An Israeli group has come out against a law to legalize “mercy killings” that is to be considered by the Knesset. The Hotem Forum, which represents religious researchers working at universities and institutions, published a position paper against the law that Yesh Atid MK Ofer Shelah is set to propose.
If approved, the law would allow doctors to determine and recommend “end of life” procedures for the terminally ill. The law would apply when terminally ill patients state their desire to end their lives twice, two weeks apart, in the presence of two witnesses. At that point, the patient would sign a waiver, if they are physically able to do so, and doctors would arrange for an end of life procedure.
According to Rabbi Dr. Mordechai Halpern - who directs the Schlezinger Institute, one of the groups represented by the Forum - the proposal's adoption would mean that the state sanctioned suicide, or even murder.
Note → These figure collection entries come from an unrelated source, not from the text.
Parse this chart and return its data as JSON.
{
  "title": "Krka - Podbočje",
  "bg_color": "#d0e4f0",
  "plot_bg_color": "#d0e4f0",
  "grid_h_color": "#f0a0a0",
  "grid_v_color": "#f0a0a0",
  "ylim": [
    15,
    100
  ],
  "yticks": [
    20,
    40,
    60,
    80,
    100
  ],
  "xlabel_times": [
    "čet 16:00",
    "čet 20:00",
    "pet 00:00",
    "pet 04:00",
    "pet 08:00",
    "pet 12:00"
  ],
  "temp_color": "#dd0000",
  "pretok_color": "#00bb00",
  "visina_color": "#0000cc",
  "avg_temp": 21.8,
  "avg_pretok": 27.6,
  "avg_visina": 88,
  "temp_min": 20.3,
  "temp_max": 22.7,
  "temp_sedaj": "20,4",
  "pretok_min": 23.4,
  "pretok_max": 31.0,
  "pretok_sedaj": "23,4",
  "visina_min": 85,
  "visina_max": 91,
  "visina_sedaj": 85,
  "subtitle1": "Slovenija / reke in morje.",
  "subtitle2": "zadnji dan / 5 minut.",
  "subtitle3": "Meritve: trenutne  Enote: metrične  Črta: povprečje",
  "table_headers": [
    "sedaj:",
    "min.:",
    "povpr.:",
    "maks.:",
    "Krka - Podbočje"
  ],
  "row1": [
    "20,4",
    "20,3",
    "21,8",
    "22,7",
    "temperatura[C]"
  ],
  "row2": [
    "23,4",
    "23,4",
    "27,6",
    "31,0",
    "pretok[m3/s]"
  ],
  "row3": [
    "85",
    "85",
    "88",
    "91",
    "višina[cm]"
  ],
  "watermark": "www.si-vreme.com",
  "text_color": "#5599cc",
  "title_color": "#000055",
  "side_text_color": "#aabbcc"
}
“If we start deciding on our own whether or not a life is worth saving, we open up a discussion on which lives are 'worthy' of being saved and which aren't.”
There will be no way to halt the fall of society down the “slippery slope” this proposal will engender, he said.
“The law will allow society to end the lives of those who don't 'fit in.' Doctors will become a law unto themselves. Murder will become a normal, accepted act,” he added.
A spokesperson for the Forum said that numerous studies had showed that there were many complications emerging from the law.
“In Switzerland, for example, they found that the drugs they used to end the lives of patients didn't always work properly, and people were in terrible pain for many hours. Doctors have a right to heal, but not to hurt. The Knesset must stop this moral slippage before it is too late,” the spokesperson added.